Let’s say someone gives you his business card during a conference or social event, or on the bus, train or plane. What do you do next? A business card is an invitation for future interaction and communication, but how you act after receiving the card will determine the giver’s responsiveness.
Jot down notes on the card (most are blank on the back). Write down anything that will jog your memory regarding this contact. But if the card is of no use to you, discard it in a recycling container.
I am continually peeved that folks don’t follow up after a meeting, either formally (a handwritten note) or informally (e-mail). It’s mirror time again. When was the last time you actually wrote or even typed a note to someone? Long time, I’ll bet.
Indicate in your note or e-mail that you enjoyed meeting them and that you hope to stay in touch. If you promised to send something or to follow up on an issue, refer to this portion of your conversation and send or do what you promised. If you cannot, tell them that you are sorry.
Never, never, never send your résumé … unless your communication partner requests it. If you are looking for a job, simply ask the person to let you know of any opportunities they may hear about and tell them you would be pleased to forward whatever information is appropriate.

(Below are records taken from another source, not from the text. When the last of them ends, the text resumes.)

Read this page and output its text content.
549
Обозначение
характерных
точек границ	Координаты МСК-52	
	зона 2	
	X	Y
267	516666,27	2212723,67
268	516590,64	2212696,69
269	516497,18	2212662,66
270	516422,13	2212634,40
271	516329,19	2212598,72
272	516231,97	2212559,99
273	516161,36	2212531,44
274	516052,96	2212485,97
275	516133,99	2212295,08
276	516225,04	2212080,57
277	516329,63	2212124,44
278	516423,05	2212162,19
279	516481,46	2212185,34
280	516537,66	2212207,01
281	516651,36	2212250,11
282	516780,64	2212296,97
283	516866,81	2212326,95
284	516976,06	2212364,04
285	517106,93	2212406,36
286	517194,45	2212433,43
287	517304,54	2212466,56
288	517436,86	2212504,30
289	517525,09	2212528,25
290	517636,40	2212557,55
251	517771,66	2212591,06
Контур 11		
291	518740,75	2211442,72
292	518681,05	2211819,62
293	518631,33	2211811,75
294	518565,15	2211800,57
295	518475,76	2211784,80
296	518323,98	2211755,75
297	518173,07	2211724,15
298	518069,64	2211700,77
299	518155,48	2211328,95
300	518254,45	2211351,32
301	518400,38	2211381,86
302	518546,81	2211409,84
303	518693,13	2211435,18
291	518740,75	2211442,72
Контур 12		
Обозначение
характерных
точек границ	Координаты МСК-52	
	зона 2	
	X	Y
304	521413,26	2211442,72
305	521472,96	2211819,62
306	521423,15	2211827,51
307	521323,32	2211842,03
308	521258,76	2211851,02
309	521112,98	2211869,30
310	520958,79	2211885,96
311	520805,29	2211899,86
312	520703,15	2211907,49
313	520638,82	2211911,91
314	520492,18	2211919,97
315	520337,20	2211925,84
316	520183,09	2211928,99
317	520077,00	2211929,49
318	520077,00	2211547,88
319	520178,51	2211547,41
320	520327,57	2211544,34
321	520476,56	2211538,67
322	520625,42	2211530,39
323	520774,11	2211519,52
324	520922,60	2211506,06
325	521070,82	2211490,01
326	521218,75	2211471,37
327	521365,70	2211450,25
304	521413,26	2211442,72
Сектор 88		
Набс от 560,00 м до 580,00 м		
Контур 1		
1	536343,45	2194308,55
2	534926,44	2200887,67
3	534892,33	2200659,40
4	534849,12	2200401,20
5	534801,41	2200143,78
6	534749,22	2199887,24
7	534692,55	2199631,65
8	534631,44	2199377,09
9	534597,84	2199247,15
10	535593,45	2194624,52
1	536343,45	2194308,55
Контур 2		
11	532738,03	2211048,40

Do not look up your contact on LinkedIn, Facebook or Twitter. A few days after your initial follow-up, invite this person to contact you by e-mail. This increases the opportunities for future correspondence and to stay in contact, and keeps your résumé at close range (if applicable).
At this point, reset your e-mail signature for this contact. Once you have identified your position and title and shared other personal information, there is no need to keep reminding folks. This applies to the work environment, too, but leaving your phone number is appropriate.
Every time I receive an e-mail from a sender who routinely identifies himself by title, I am quick to remind him I am fully aware of who he is. But some folks just never get the message.
Never add a new contact to your e-mail list. When you receive business cards that include contact information, the givers are granting you permission to contact them on a professional, one-on-one basis. They are not giving you permission to place them on your joke list, to send them your blog updates, or to contact them with any other mass mailing.
Once you have completed these tasks, organize the business cards you have received. Type the information into a computer database and toss the cards—unless you have a filing system. Some people file cards in organizers, while others digitally scan cards. I have used an alphabetical index-card box for years.
Not much radical in this month’s column, but I will leave you with this final thought.
For those of you who are responsible for conferences, media, professional associations and even businesses, Facebook-like programs are not really designed or administered to promulgate your business activities like LinkedIn. Other, more professional sites are available and better forms of communications than social media could and should be used.
Research other, more requisite opportunities that could better meet your goals and objectives, such as a website that communicates and functions like a website should.
Someone must draw the line between professional and personal media. Decide upon your purpose and goals and start from that point. All postings in a professional setting are to be just that—professional. Don’t set your operation up for confusion by allowing irrelevant messages.